子供の頃、父方の祖父と祖母と一緒によく旅行に行った。祖母はいつも決まっておにぎりを握ってきてくれて、行きの車でそれをみんなで食べた。湿った海苔と温かいご飯を噛むと、中から鮮やかなピンク色の鮭が出てきて、程よい塩味が口の中に広がった。決まって、鎌倉の海に近い宿をとった。当時の僕にとっては、砂浜の歩きにくさと、水のしょっぱい味と、時折見つける貝殻が海だった。商店街を歩いて、なんの効果があるかわからない綺麗な石を買い与えてもらったりもした。外は蒸し暑く、日照りは容赦なく強かったが、無邪気だった子供の僕には関係なかった。宿に帰ってくると、二階の隅にあるゲームセンターで遊び、疲れたら部屋の中でくつろいだ。何もかもが、その頃は輝きを持っていたように思えた。
後から、母が祖母から執拗にいじめられていたことを知った。寝室で、母親が泣きながら携帯を握り、ただはい、はい、と頷いているのを、僕は扉の向こう側からそっと眺めることしかできなかった。

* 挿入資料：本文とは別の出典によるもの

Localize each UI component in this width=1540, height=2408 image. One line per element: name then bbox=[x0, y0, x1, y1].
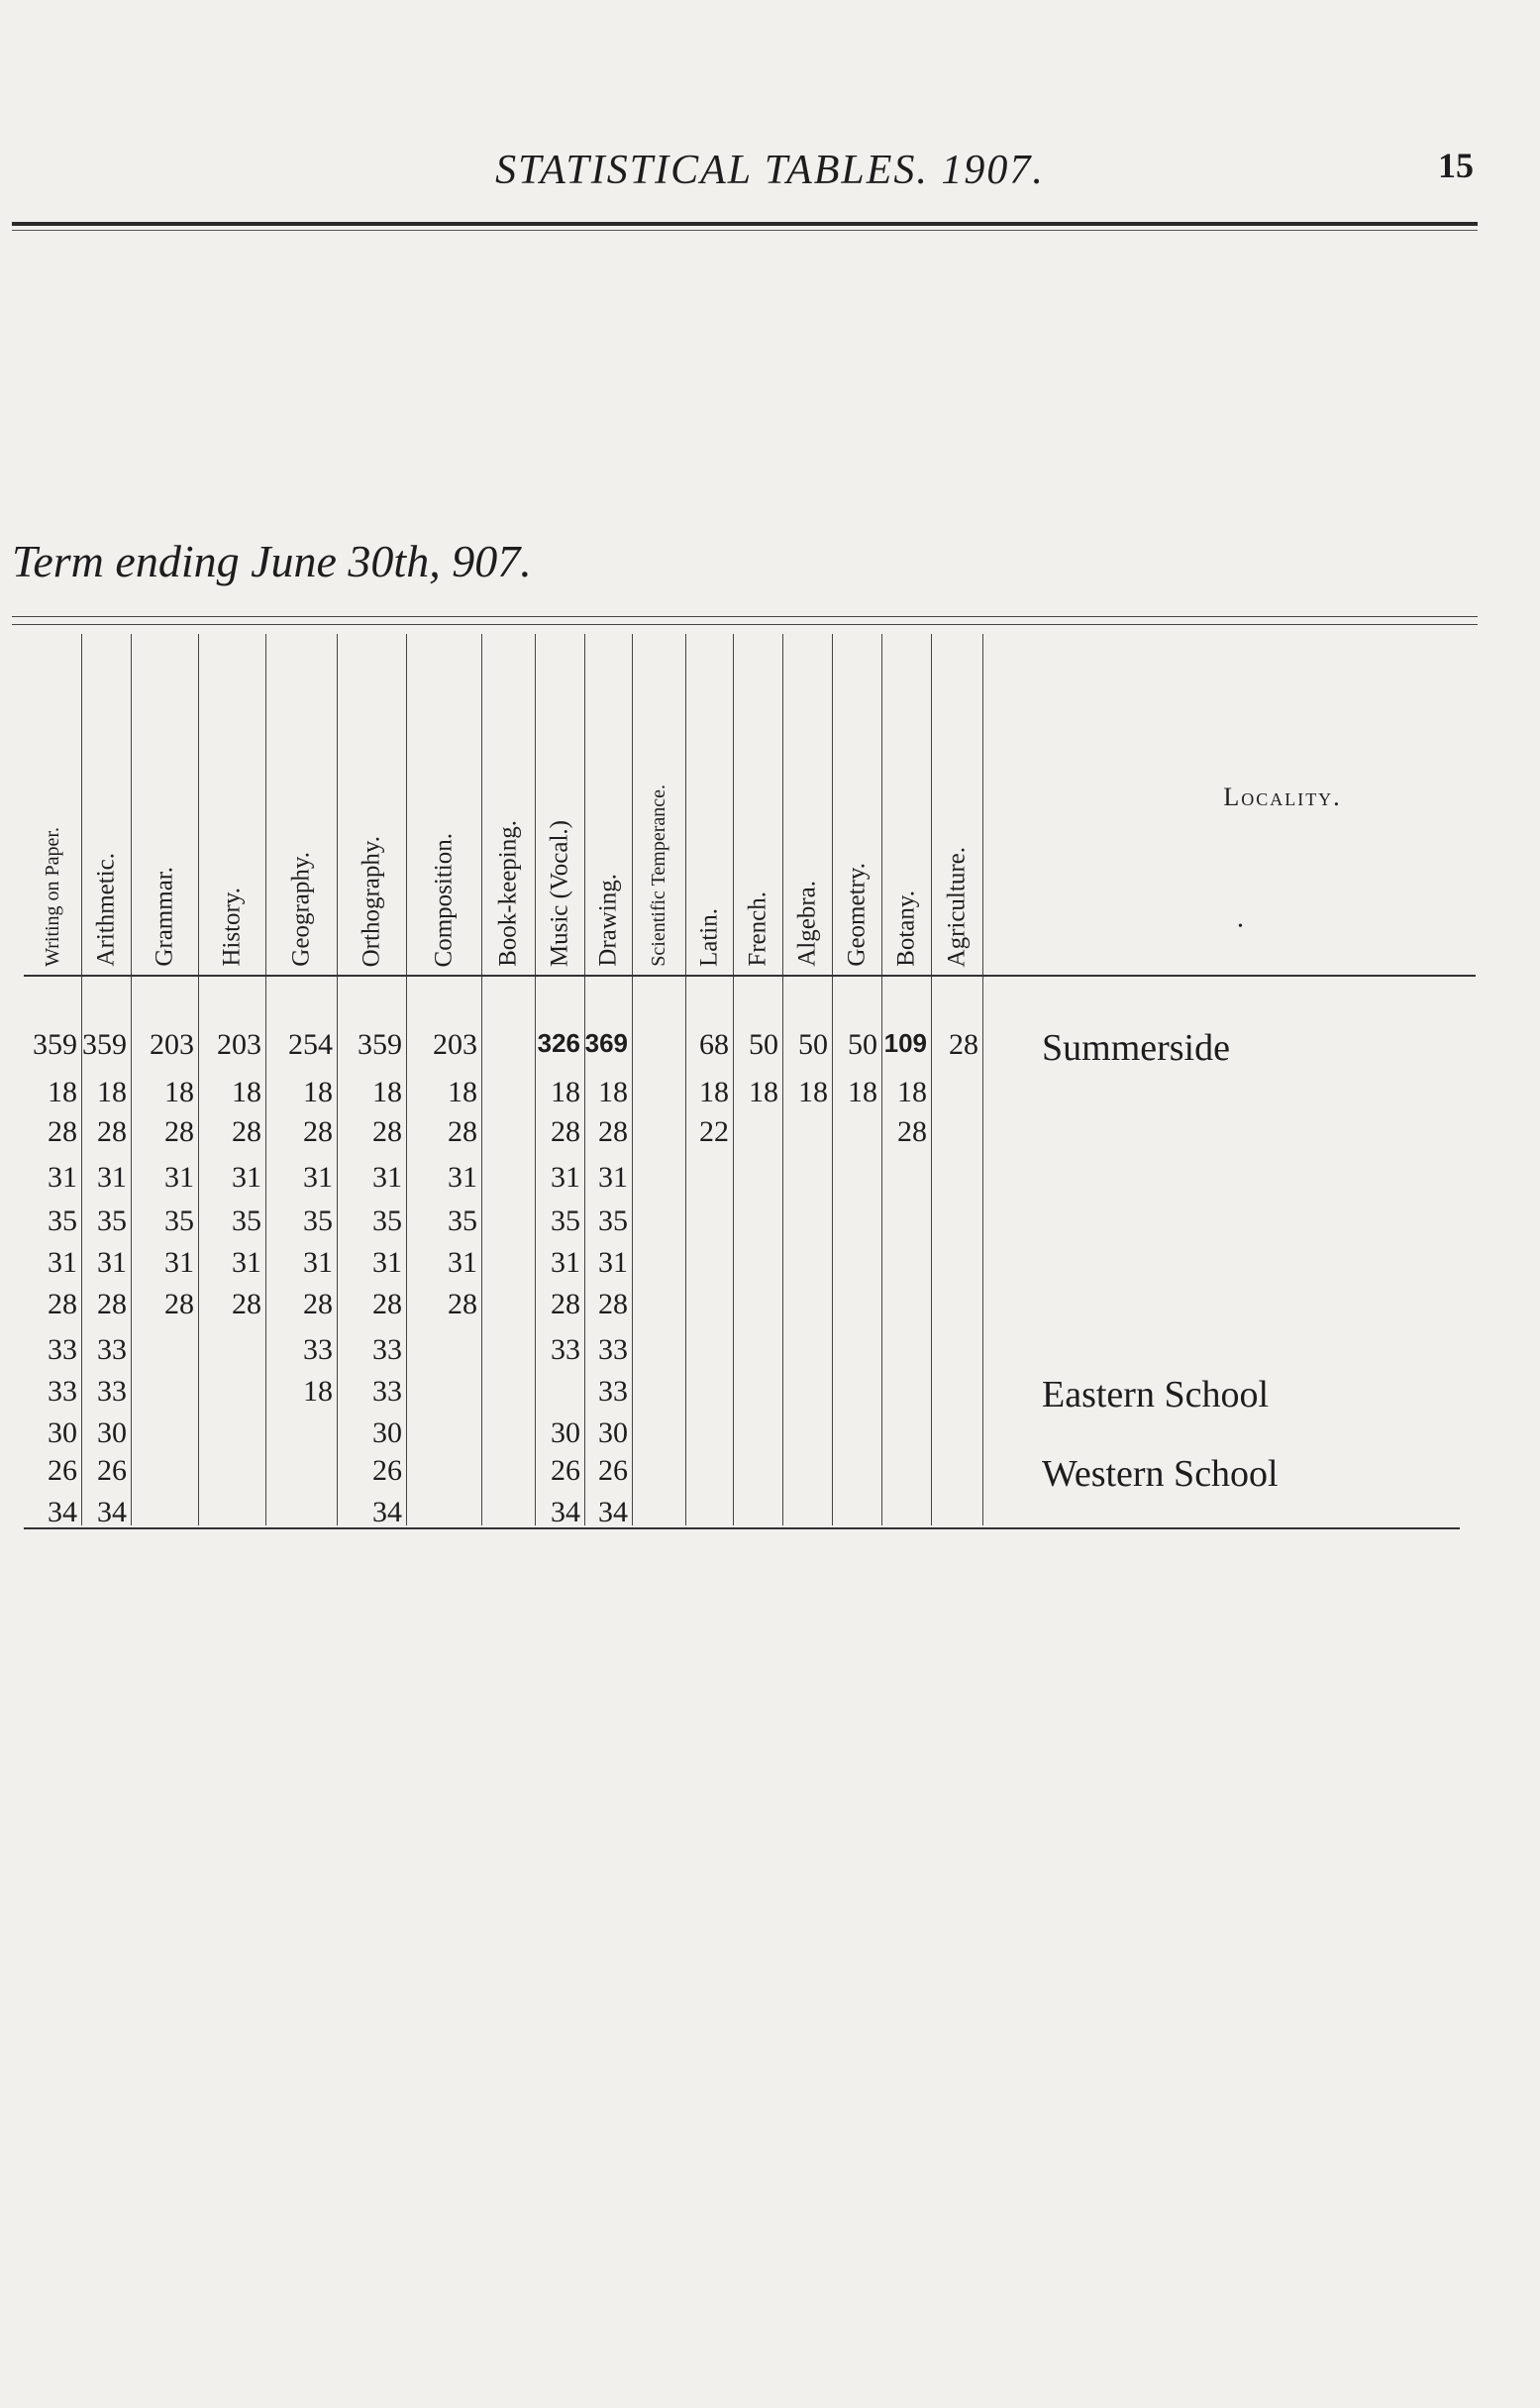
table-cell: 26 bbox=[372, 1454, 402, 1487]
table-cell: 28 bbox=[598, 1288, 628, 1320]
column-header bbox=[931, 634, 982, 971]
table-cell: 18 bbox=[551, 1076, 580, 1108]
column-header-label: History. bbox=[218, 888, 246, 967]
table-cell: 28 bbox=[232, 1115, 261, 1148]
table-top-rule-thin bbox=[12, 624, 1478, 625]
column-header-label: Agriculture. bbox=[943, 846, 971, 967]
table-cell: 50 bbox=[798, 1028, 828, 1061]
table-cell: 18 bbox=[48, 1076, 77, 1108]
table-cell: 31 bbox=[598, 1161, 628, 1194]
table-cell: 34 bbox=[48, 1496, 77, 1528]
table-cell: 18 bbox=[372, 1076, 402, 1108]
table-cell: 28 bbox=[448, 1115, 477, 1148]
table-cell: 35 bbox=[232, 1204, 261, 1237]
table-cell: 28 bbox=[551, 1115, 580, 1148]
table-cell: 33 bbox=[48, 1375, 77, 1408]
table-cell: 35 bbox=[372, 1204, 402, 1237]
table-cell: 28 bbox=[232, 1288, 261, 1320]
table-cell: 18 bbox=[749, 1076, 778, 1108]
table-cell: 28 bbox=[164, 1115, 194, 1148]
table-cell: 31 bbox=[303, 1246, 333, 1279]
table-cell: 359 bbox=[358, 1028, 402, 1061]
column-header bbox=[131, 634, 198, 971]
column-header bbox=[337, 634, 406, 971]
table-cell: 28 bbox=[97, 1115, 127, 1148]
column-header bbox=[632, 634, 685, 971]
table-cell: 18 bbox=[448, 1076, 477, 1108]
column-header bbox=[481, 634, 535, 971]
table-cell: 28 bbox=[372, 1115, 402, 1148]
table-cell: 31 bbox=[164, 1246, 194, 1279]
column-header-label: Arithmetic. bbox=[92, 853, 120, 967]
table-cell: 31 bbox=[372, 1161, 402, 1194]
column-header bbox=[782, 634, 832, 971]
table-cell: 35 bbox=[598, 1204, 628, 1237]
locality-cell: Eastern School bbox=[1042, 1374, 1270, 1415]
table-cell: 26 bbox=[551, 1454, 580, 1487]
column-header-label: Grammar. bbox=[151, 867, 178, 967]
table-cell: 203 bbox=[150, 1028, 194, 1061]
column-header bbox=[881, 634, 931, 971]
column-header-label: Geography. bbox=[287, 852, 315, 967]
table-cell: 203 bbox=[433, 1028, 477, 1061]
table-cell: 369 bbox=[584, 1028, 628, 1058]
table-cell: 26 bbox=[48, 1454, 77, 1487]
table-cell: 18 bbox=[232, 1076, 261, 1108]
table-cell: 33 bbox=[97, 1333, 127, 1366]
table-cell: 31 bbox=[232, 1161, 261, 1194]
column-header-label: Music (Vocal.) bbox=[546, 819, 573, 967]
table-cell: 35 bbox=[164, 1204, 194, 1237]
table-cell: 31 bbox=[598, 1246, 628, 1279]
table-cell: 50 bbox=[749, 1028, 778, 1061]
table-cell: 33 bbox=[372, 1375, 402, 1408]
table-cell: 18 bbox=[848, 1076, 877, 1108]
column-header-label: Drawing. bbox=[594, 874, 622, 967]
table-cell: 31 bbox=[372, 1246, 402, 1279]
column-header-label: Scientific Temperance. bbox=[648, 785, 669, 967]
table-cell: 30 bbox=[48, 1416, 77, 1449]
table-cell: 68 bbox=[699, 1028, 729, 1061]
column-header bbox=[81, 634, 131, 971]
table-cell: 28 bbox=[551, 1288, 580, 1320]
table-cell: 35 bbox=[303, 1204, 333, 1237]
table-cell: 33 bbox=[598, 1333, 628, 1366]
locality-cell: Summerside bbox=[1042, 1027, 1230, 1069]
column-header-label: Writing on Paper. bbox=[42, 827, 63, 967]
table-cell: 35 bbox=[48, 1204, 77, 1237]
table-cell: 35 bbox=[448, 1204, 477, 1237]
header-ornament: • bbox=[1238, 919, 1243, 934]
column-header-label: Book-keeping. bbox=[494, 820, 522, 967]
column-header bbox=[535, 634, 584, 971]
table-cell: 254 bbox=[288, 1028, 333, 1061]
table-cell: 31 bbox=[48, 1161, 77, 1194]
table-cell: 34 bbox=[97, 1496, 127, 1528]
table-cell: 326 bbox=[537, 1028, 580, 1058]
table-cell: 31 bbox=[97, 1161, 127, 1194]
column-header bbox=[406, 634, 481, 971]
column-header-label: French. bbox=[744, 891, 771, 967]
table-cell: 33 bbox=[551, 1333, 580, 1366]
table-cell: 28 bbox=[97, 1288, 127, 1320]
table-cell: 28 bbox=[303, 1288, 333, 1320]
table-cell: 31 bbox=[448, 1246, 477, 1279]
table-cell: 30 bbox=[598, 1416, 628, 1449]
column-header bbox=[733, 634, 782, 971]
table-cell: 18 bbox=[303, 1375, 333, 1408]
header-bottom-rule bbox=[24, 975, 1476, 977]
table-cell: 359 bbox=[82, 1028, 127, 1061]
column-header bbox=[832, 634, 881, 971]
column-header bbox=[685, 634, 733, 971]
table-cell: 28 bbox=[48, 1288, 77, 1320]
table-cell: 33 bbox=[372, 1333, 402, 1366]
table-cell: 30 bbox=[551, 1416, 580, 1449]
table-cell: 203 bbox=[217, 1028, 261, 1061]
column-rule bbox=[982, 634, 983, 1525]
table-cell: 28 bbox=[949, 1028, 978, 1061]
table-cell: 31 bbox=[97, 1246, 127, 1279]
table-cell: 18 bbox=[97, 1076, 127, 1108]
column-header-label: Orthography. bbox=[358, 835, 385, 967]
header-rule bbox=[12, 222, 1478, 226]
column-header-label: Botany. bbox=[892, 890, 920, 967]
table-bottom-rule bbox=[24, 1527, 1460, 1529]
table-cell: 34 bbox=[598, 1496, 628, 1528]
column-header-label: Geometry. bbox=[843, 863, 871, 967]
table-cell: 18 bbox=[598, 1076, 628, 1108]
table-cell: 31 bbox=[303, 1161, 333, 1194]
table-cell: 30 bbox=[97, 1416, 127, 1449]
table-cell: 31 bbox=[48, 1246, 77, 1279]
table-cell: 33 bbox=[598, 1375, 628, 1408]
table-cell: 31 bbox=[164, 1161, 194, 1194]
table-cell: 26 bbox=[97, 1454, 127, 1487]
locality-header: Locality. bbox=[1223, 783, 1342, 811]
column-header bbox=[265, 634, 337, 971]
table-cell: 18 bbox=[164, 1076, 194, 1108]
table-cell: 18 bbox=[798, 1076, 828, 1108]
running-head: STATISTICAL TABLES. 1907. bbox=[495, 148, 1045, 193]
column-header-label: Latin. bbox=[695, 907, 723, 967]
table-cell: 28 bbox=[372, 1288, 402, 1320]
table-cell: 28 bbox=[164, 1288, 194, 1320]
table-cell: 33 bbox=[48, 1333, 77, 1366]
table-cell: 28 bbox=[303, 1115, 333, 1148]
table-cell: 31 bbox=[448, 1161, 477, 1194]
table-cell: 31 bbox=[551, 1161, 580, 1194]
table-cell: 18 bbox=[303, 1076, 333, 1108]
table-top-rule bbox=[12, 616, 1478, 617]
table-cell: 34 bbox=[372, 1496, 402, 1528]
table-cell: 31 bbox=[551, 1246, 580, 1279]
page-number: 15 bbox=[1438, 146, 1474, 185]
column-header-label: Algebra. bbox=[793, 881, 821, 967]
column-header bbox=[198, 634, 265, 971]
column-header-label: Composition. bbox=[430, 832, 458, 967]
table-cell: 28 bbox=[448, 1288, 477, 1320]
table-cell: 35 bbox=[97, 1204, 127, 1237]
table-cell: 33 bbox=[97, 1375, 127, 1408]
table-cell: 30 bbox=[372, 1416, 402, 1449]
table-cell: 109 bbox=[883, 1028, 927, 1058]
header-rule-thin bbox=[12, 230, 1478, 231]
table-cell: 22 bbox=[699, 1115, 729, 1148]
table-cell: 359 bbox=[33, 1028, 77, 1061]
column-header bbox=[584, 634, 632, 971]
table-cell: 18 bbox=[897, 1076, 927, 1108]
table-cell: 31 bbox=[232, 1246, 261, 1279]
table-cell: 35 bbox=[551, 1204, 580, 1237]
table-cell: 28 bbox=[598, 1115, 628, 1148]
table-cell: 18 bbox=[699, 1076, 729, 1108]
column-header bbox=[24, 634, 81, 971]
table-cell: 28 bbox=[897, 1115, 927, 1148]
term-title: Term ending June 30th, 907. bbox=[12, 536, 532, 586]
table-cell: 33 bbox=[303, 1333, 333, 1366]
table-cell: 26 bbox=[598, 1454, 628, 1487]
table-cell: 50 bbox=[848, 1028, 877, 1061]
locality-cell: Western School bbox=[1042, 1453, 1279, 1495]
table-cell: 34 bbox=[551, 1496, 580, 1528]
table-cell: 28 bbox=[48, 1115, 77, 1148]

土砂降りの雨の音で目が覚めた。窓を叩く水滴の数々がカーテンのように連なって滴り落ちている。まだ深夜だというのは身体で分かった。さっきまで見ていた夢が心の中に重く残っていた。もう僕はどこにも行けずに、この薄暗く温もりがない世界で死んでいくんだと思った。気づいたら寝着のままで家を飛び出していた。今までの勘を頼りに海への道をひたすらに走った。容赦なく降りしきる雨が肌を刺して、自分を責めているようでなおさら惨めになった。途中でクラクションが鳴って怯みそうになったが足は急ぐことをやめなかった。いつもの磯の香りがする海の近くまでやってきたのがわかると、僕は突っ立ったまま豪雨が激しく海にぶつかる音に耳を澄ませていた。今、海に飛び込んでしまったらどんなに気持ちいいだろうと思った。あらゆる水と一体になり、生命の源へ帰っていけると考えると、胸が高鳴るのを抑えられなかった。「久しぶり」どこからか声が聞こえた。不思議と聞き馴染みがあるような気がした。「君みたいな人はたまに来るんだ」なんとなくわかったような気がした。僕はここに行き着く人間のうちの一人でしかない。「そっちで言い残したことはないかい?」誰かの顔が頭をよぎったように感じたが、今となればもう関係のないことだった。気づいたら僕は海に向かって歩いていた。堤防を越え、砂浜を進み、足に海水が浸っていくのを感じた。徐々に歩いてる地面が深くなっていき、やがて足が離れると、僕は潮の流れに身を任せた。仰向けになると、おびただしい量の雨粒が僕の身体を打ちつけた。このまま水に溶けて、消えてなくなりたいと思った。浮遊している心地よさで眠くなってくると、僕は目を閉じた。ふと、最後の声が鼓膜を叩いた。「またね。もう会えないと思うけど」
目が覚めると自室のベッドだった。昨日の雨が嘘みたいに静まり返っている。誰かの手が自分の身体を覆っていた。ふと振り返ると、先輩が寝息を立てて眠っていた。こちらに気づくと、先輩も目を開けて眠りから覚めたようだった。「よかった、無事で」先輩はそう言うと起き上がって、荷物を持つと玄関までそのまま歩いて行った。先輩の後ろ姿さえよくわからない程に視力は下がっていた。
「行かないでください」
本当に行ってほしくないのかわからなかったけど、僕は言った。
「ここには居れない。私にはまだやることがあるから」
先輩がドアを開く音がした。止められないのはわかってたし、もう僕からも言うことは何もなかった。
「またね」
そう言って先輩は外へ出て行った。遠くで海が鳴っている。ほとんど見えなくなった目をつむると、より周りの音が鮮明に聞こえた。僕はずっとここで生きていくのだろうと思った。